REJECTED AND DESPISED OF MEN
So Amahnah came to Jerusalem, and brought the dead body of the Chazzan with her, which had been embalmed. And Samson laid the body in the Valley of Jehosaphat, that it might be ever anigh unto them twain.
Then was celebrated the joyful wedding of Samson-Solomon with Amahnah, or Berith, which was also Machashebethel.
And they twain gat them down unto Bethlehem to live.
Then said Samson to his bride, "Now that thou art with me, I have full courage to go up unto the Hall of Polished Stones, there to show my title to the priesthood.” He held his arms out wide to her, and she kissed him and bade him go into peace.
So he went up to Jerusalem, saying to the keeper of the door to the Hall of Polished Stones: “Say thou unto him that is High Priest that one from Cyrenaica, a man of priestly family and a servant of the Lord, is come, and would shew both his credentials and himself, that he which is highest may see whether he be not worthy of admittance unto the priesthood."
Then took the keeper of the door Samson into a little private chamber of the Temple, and said unto him: "Stand and wait."
There awaited Samson many hours, till he feared, on a time, that the great High Priest would never come to him.
But now he heard a quiet, stately step in a nearby corridor. It paused for a moment, hesitant at the door of the little room, and then-Samson saw before him the great High Priest of Jerusalem.
His heart fluttered, and his knees became as water. His head turned round and round, for that now was come the moment unto which he had so long looked forward, and which he had seen so often in delightful dreams.
The High Priest went up upon a dais, which was hedged about with snow-white marble railing. A tall, a lean, a very stately man, with high, white, ample head and face, all dignity and love-yet,
behind the sweet benevolence, an unyielding pride, an inexorable austerity.
The High Priest sate him down on a throne of gold and ivory, which was uplift on the dais, and, taking in his hands a sheaf of parchments, began to peruse them. But after a time he laid these parchments down, and, lifting up his eyes on high, repeated the Shema. When he had done this, then, for a very long time, he sate absorbed in lofty contemplation, his hard-set features frozen (as it seemed to him that waited) in an eternal and uninterruptible repose.
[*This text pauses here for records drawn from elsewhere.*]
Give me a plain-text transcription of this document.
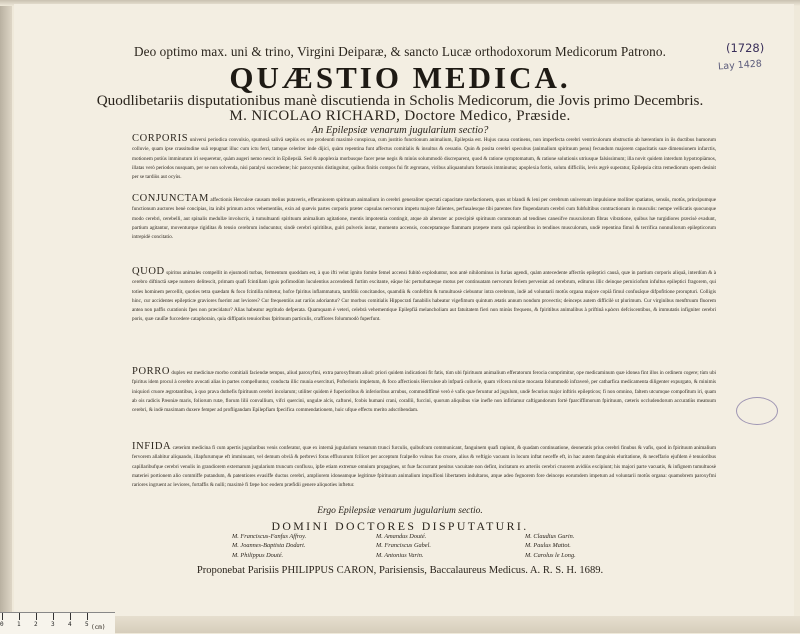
Deo optimo max. uni & trino, Virgini Deiparæ, & sancto Lucæ orthodoxorum Medicorum Patrono.
QUÆSTIO MEDICA.
Quodlibetariis disputationibus manè discutienda in Scholis Medicorum, die Jovis primo Decembris.
M. NICOLAO RICHARD, Doctore Medico, Præside.
An Epilepsiæ venarum jugularium sectio?
(1728)
Lay 1428
CORPORIS universi periodica convulsio, spumosâ salivâ sæpiùs ex ore prodeunti maximè conspicua, cum justitio functionum animalium, Epilepsia est. Hujus causa continens, non imperfecta cerebri ventriculorum obstructio ab hærentium in iis ductibus humorum colluvie, quam ipse crassitudine suâ repugnat illuc cum ictu ferri, tamque celeriter inde dijici, quàm repentina funt affectus comitialis & insultus & cessatio. Quin & posita cerebri specubus (animalium spirituum penu) fecundum majorem capacitatis suæ dimensionem infarctis, motionem potiùs imminutum iri sequeretur, quàm augeri nemo nescit in Epilepsiâ. Sed & apoplexia morbusque facer pene negis & minùs solummodò discreparent, quod & ratione symptomatum, & ratione solutionis utriusque falsissimum; illa novit quidem interdum hypotropiàmos, illatas verò periodos nusquam, per se non solvenda, nisi paralysi succedente; hic paroxysmis distinguitur, quibus finitis compos fui fit ægrotans, viribus aliquantulum fortassis imminutus; apoplexia fortis, solutu difficilis, levis ægrè superatur, Epilepsia citra remediorum opem desinit per se tardiùs aut ocyùs.
CONJUNCTAM affectionis Herculeæ causam melius putaveris, efferaniorem spirituum animalium in cerebri generaliter spectati capacitate rarefactionem, quos ut blandi & leni per cerebrum universum impulsione molliter spatiatos, sensûs, motûs, principumque functionum auctores benè concipias, ita inibi primum actos vehementiùs, exin ad quævis partes corporis præter capsulas nervorum impetu majore falientes, perfusalesque tibi parentes fore flupendarum cerebri cum fubfultibus contractionum in musculis: nempe vellicatis quocunque modo cerebri, cerebelli, aut spinalis medullæ involucris, à tumultuanti spirituum animalium agitatione, mentis impotentia contingit, atque ab alteruter ac præcipitè spirituum commotum ad tendines canesifve musculorum fibras vibratione, quibus hæ turgidiores præcisè evadunt, partium agitantur, moventurque rigiditas & tensio cerebrum inducuntur, sindè cerebri spiritibus, guiri pulveris instar, momento accensis, conceptamque flammam præpete motu quâ rapientibus in tendines musculorum, undè repentina fimul & terrifica nonnullorum epilepticorum intrepidè concitatio.
QUOD spiritus animales compellit in ejusmodi turbas, fermentum quoddam est, à quo ifti velut ignito fomite femel accensi fubitò exploduntur, non antè nihilominus in furias agendi, quàm antecedente affectûs epileptici causâ, quæ in partium corporis aliquâ, interdùm & à cerebro diftinctâ sæpe numero delitescit, primam quafi fcintillam ignis pofimodùm luculentius accendendi furtim excitante, eâque hic perturbatæque motus per continuatam nervorum feriem perveniat ad cerebrum, editurus illic deinque perniciofum infultus epileptici fragorem, qui toties hominem percellit, quoties tetra quædam & foco fcintilla mittetur, hofce fpiritus inflammatura, tamfdiù concitandos, quamdiù & confeftim & tumultuosè ciebuntur intra cerebrum, indè ad voluntarii motûs organa majore copiâ fimul confusâque difpofitione prorupturi. Colligis hinc, cur accidentes epilepticæ graviores fuerint aut leviores? Cur frequentiùs aut rariùs adoriantur? Cur morbus comitialis Hippocrati fanabilis habeatur vigefimum quintum ætatis annum nondum provectis; deinceps autem difficilè ut plurimum. Cur virginibus menftruum fluorem antea non paffis curationis fpes non præcidatur? Alias habeatur ægritudo defperata. Quamquam è veteri, celebrà vehementique Epilepfiâ melancholiam aut fatuitatem fieri non minùs frequens, & fpiritibus animalibus à priftinâ κράσει defciscentibus, & immutatis infigniter cerebri poris, quæ cauſſæ fuccedere cataphorain, quia diffipatis tenuioribus fpirituum particulis, craffiores folummodò fuperfunt.
PORRO duplex est medicinæ morbo comitiali faciendæ tempus, aliud paroxyfmi, extra paroxyfmum aliud: priori quidem indicationi fit fatis, tùm ubi fpirituum animalium efferatorum ferocia comprimitur, ope medicaminum quæ idonea fint illos in ordinem cogere; tùm ubi fpiritus idem procul à cerebro avocati alias in partes compelluntur, conducta illic munia exercituri, Pofterioris impletum, & foco affectionis Herculeæ ab infpurâ colluvie, quam vifcera mixtæ mocasta folummodò infraverè, per catharfica medicamenta diligenter expurgato, & minimis iniquiori cruore ægrotantibus, à quo prava duthefis fpirituum cerebri incolarum; utiliter quidem è fuperioribus & inferioribus arrubus, commodiffimè verò è vafis quæ feruntur ad jugulum, undè fecurius major inftiris epilepticos; fi non omnino, faltem utcumque compofitum iri, quam ab ois radicis Pæoniæ maris, foliorum rutæ, florum lilii convallium, vifci quercini, ungulæ alcis, caftorei, fcobis humani crani, corallii, fuccini, quorum aliquibus viæ inefle non infiriamur caftigandorum fortè fparciffimorum fpirituum, cæteris occludendorum accuratiùs meatuum cerebri, & indè maximam duxere femper ad profligandam Epilepfiam fpecifica commendationem, huic ufque effectu merito adscribendam.
INFIDA cæterùm medicina fi cum apertis jugularibus venis conferatur, quæ ex internâ jugularium venarum trunci furculis, quibufcum communicant, fanguinem quafi rapiunt, & quadam continuatione, deoneratis prius cerebri finubus & vafis, quod in fpirituum animalium fervorem allabitur aliquando, illapfurumque eft imminuant, vel demum obviâ & perbrevi foras effluxurum fcilicet per acceptum fcalpello vulnus fuo cruore, alius & veftigio vacuum in locum inftat neceffe eft, in hac autem fanguinis eluritatione, & neceffario ejufdem è tenuioribus capillaribufque cerebri venulis in grandiorem externarum jugularium truncum confluxu, ipfæ etiam extremæ omnium propagines, ut fuæ faccurrant penitus vacuitate non defint, incitatum ex arteriis cerebri cruorem avidiùs excipiunt; his majori parte vacuatis, & infignem tumultuosè materiei portionem alio commiffe putandum, & patentiores evasiffe ductus cerebri, ampliorem idoneamque legitimæ fpirituum animalium impulfioni libertatem indultaros, atque adeo fegnorem fore deinceps eorumdem impetum ad voluntarii motûs organa: quamobrem paroxyfmi rariores ingruent ac leviores, fortaffis & nulli; maximè fi fæpe hoc eodem præfidii genere aliquoties inftetur.
Ergo Epilepsiæ venarum jugularium sectio.
DOMINI DOCTORES DISPUTATURI.
M. Franciscus-Fanfus Affroy.
M. Joannes-Baptista Dodart.
M. Philippus Douté.
M. Amandus Douté.
M. Franciscus Gabel.
M. Antonius Varin.
M. Claudius Gurin.
M. Paulus Mattot.
M. Carolus le Long.
Proponebat Parisiis PHILIPPUS CARON, Parisiensis, Baccalaureus Medicus. A. R. S. H. 1689.
0 1 2 3 4 5 (cm)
Then would Samson have slipped forth out of the room, for he was throbbing of heart, but the High Priest at length beheld him, and, smiling with a certain sweetness, said unto him: “I crave thy forgiveness: I had completely forgotten thee."
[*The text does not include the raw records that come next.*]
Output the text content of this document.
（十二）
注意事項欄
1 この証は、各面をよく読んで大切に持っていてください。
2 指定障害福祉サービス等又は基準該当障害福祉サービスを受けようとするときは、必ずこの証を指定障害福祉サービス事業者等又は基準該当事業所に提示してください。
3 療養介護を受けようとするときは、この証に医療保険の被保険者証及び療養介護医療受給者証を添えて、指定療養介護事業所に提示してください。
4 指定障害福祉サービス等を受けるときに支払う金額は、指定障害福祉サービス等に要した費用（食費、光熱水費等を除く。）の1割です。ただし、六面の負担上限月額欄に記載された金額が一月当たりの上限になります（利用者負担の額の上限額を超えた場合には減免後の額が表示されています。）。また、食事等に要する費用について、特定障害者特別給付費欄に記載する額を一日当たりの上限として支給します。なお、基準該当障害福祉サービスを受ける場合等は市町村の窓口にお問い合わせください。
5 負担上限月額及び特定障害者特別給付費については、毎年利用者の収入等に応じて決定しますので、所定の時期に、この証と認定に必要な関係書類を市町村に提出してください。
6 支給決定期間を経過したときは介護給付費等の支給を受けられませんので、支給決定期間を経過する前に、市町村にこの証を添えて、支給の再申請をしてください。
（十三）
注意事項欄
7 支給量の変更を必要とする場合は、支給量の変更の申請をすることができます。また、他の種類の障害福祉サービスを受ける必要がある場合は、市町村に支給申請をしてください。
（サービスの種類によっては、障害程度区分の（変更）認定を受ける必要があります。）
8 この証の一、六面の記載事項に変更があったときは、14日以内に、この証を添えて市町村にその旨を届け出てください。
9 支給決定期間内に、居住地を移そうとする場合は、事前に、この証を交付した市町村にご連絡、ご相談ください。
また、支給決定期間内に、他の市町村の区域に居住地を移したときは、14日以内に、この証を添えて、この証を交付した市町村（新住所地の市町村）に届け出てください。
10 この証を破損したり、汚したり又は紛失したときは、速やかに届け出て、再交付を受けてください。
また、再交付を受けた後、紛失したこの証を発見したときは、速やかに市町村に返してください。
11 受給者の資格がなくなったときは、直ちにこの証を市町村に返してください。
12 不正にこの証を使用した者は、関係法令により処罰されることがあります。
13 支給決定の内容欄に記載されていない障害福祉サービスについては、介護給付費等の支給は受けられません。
Then Samson of Cyrene could look no more for gladness, but cast down his eyes. And yet he was not, of custom, a fearful man.
“Thou art come from Cyrenaica, and thy name is Solomon and Samson."
"My name is Solomon and Samson, and out of the distant folds of Cyrenaica come I."
"And thou wouldst have admission unto the priesthood ?”
Then slipped Samson-Solomon his trembling fingers up about his neck, fearing that now, at length, the locket would surely be gone. But behold it was present, and he had it firmly in his strong fingers. But ere he had loosed it from around his neck, the High Priest said to him
"Thou art of Levi?"
Then said Annas, “Thou art truly of the same great course as I.” He smiled most delicately upon Samson. “The course of Jedaiah, O my son, as thou must know, is of the house of Jeshua, the son of Jozadak."
"I know, O my father, that that is true. I do surely know it."
But, for all of Samson's great pulling, would neither the locket come from off the chain, nor yet the chain from around his neck.